The Saint and I have four cats and because of that, there are certain things that we do or don't do around the house because of them. For example, we always put the toilet seat lid down to prevent them from playing with the water or falling in. We also never recline in our recliner because otherwise the cats go inside it and we don't want them to get hurt.
Last Friday night our nephew was over and he doesn't know about the No Reclining Rule. Why would he? So he reclined in the chair and of course one of the cats crawled in it, getting stuck in the back when NF closed the recliner. Guess which cat got stuck? Ronan! When I realized he was trapped in there I quickly got the recliner back open. Obviously freaked out, he bolted out of there like he was shot out of a cannon. The poor thing ran upstairs into the tv room and hid behind the couch. I tried to coax him out to make sure he was ok but nothing doing. He huddled back there for a couple of hours and when I saw him next, he seemed to be fine. I told The Saint about it when he came home that night and then we both forgot about the incident.
This all came flooding back to me when I moved the recliner and I got a sneaking suspicion that I was about to make a gruesome discovery. I needed backup so I yelled upstairs for The Saint to get down here and bring a flashlight. I explained my idea to him and he agreed that I was probably right. We poppped open the recliner and shined the flashlight around the interior. And I'll be damned if we didn't find a chunk of black fur caught on the frame inside!
Ronan does not have a brain tumor, or mites, or allergies or ringworm. His fur got ripped out of his little head when he got trapped in the recliner! As relieved as I was by my discovery, I also felt weak at the thought of just how much it must've hurt and how badly he could've been injured.

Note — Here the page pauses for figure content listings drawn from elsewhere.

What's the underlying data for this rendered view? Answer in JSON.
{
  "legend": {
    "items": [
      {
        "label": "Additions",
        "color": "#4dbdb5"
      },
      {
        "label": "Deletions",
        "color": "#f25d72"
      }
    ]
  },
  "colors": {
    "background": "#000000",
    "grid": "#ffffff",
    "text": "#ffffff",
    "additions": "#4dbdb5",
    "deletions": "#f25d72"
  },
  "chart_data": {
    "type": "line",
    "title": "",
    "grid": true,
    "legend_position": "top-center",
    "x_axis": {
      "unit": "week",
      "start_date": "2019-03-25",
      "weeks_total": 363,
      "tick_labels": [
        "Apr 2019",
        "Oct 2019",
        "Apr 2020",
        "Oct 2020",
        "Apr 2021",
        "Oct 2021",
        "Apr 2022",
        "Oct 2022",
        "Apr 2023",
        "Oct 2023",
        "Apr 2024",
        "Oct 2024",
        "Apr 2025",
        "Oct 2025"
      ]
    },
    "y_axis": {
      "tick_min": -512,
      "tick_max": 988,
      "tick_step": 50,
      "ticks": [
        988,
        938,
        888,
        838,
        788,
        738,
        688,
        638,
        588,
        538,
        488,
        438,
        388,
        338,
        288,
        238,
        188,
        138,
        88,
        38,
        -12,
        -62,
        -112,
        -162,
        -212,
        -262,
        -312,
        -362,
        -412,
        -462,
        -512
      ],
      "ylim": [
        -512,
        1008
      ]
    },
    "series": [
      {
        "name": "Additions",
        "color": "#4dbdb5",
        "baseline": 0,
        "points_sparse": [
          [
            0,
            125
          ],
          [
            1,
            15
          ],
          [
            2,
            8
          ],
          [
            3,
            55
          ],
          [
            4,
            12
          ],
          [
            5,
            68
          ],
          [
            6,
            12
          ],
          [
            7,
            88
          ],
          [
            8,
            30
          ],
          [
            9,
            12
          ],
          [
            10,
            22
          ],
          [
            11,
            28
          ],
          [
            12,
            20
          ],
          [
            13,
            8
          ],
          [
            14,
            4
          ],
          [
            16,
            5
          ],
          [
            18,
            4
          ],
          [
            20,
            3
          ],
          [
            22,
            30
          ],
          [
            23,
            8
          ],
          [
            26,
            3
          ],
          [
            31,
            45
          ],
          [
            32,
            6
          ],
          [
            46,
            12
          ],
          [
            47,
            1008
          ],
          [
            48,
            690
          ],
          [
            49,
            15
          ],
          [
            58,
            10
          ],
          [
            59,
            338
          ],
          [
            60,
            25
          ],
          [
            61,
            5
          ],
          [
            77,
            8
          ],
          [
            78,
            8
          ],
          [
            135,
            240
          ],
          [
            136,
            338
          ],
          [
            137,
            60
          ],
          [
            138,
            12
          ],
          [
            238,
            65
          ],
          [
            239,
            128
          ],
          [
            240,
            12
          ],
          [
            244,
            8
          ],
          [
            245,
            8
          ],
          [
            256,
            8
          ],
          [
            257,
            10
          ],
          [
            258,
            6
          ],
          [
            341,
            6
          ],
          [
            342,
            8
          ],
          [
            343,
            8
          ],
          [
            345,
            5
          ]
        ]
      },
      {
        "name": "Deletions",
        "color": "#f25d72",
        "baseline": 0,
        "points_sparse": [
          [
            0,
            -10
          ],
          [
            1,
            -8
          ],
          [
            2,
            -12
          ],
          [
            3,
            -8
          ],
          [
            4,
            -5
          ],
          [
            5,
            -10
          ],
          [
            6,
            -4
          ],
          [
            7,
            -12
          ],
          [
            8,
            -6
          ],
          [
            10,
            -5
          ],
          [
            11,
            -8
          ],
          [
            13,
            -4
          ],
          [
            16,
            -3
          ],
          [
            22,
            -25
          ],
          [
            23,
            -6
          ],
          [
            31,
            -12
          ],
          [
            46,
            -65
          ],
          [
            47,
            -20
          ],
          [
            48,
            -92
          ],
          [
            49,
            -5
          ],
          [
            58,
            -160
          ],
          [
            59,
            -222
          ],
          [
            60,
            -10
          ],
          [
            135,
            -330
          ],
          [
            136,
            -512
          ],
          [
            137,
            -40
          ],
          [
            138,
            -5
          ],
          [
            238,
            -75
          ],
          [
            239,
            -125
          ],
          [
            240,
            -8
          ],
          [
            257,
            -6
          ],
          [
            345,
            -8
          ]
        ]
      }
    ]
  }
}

And yes, we still kept our vet appointment because I wanted to rule out the other things. I even brought the chunk of hair to the vet in a plastic baggie. As evidence and in case the vet needed to see it. I know The Saint was trying very hard not to roll his eyes while I told the vet the whole story, whipping out the baggie of hair at the end but hey, this is my baby. And yes, according to the very patient Dr. B, Ronan's hair will grow back.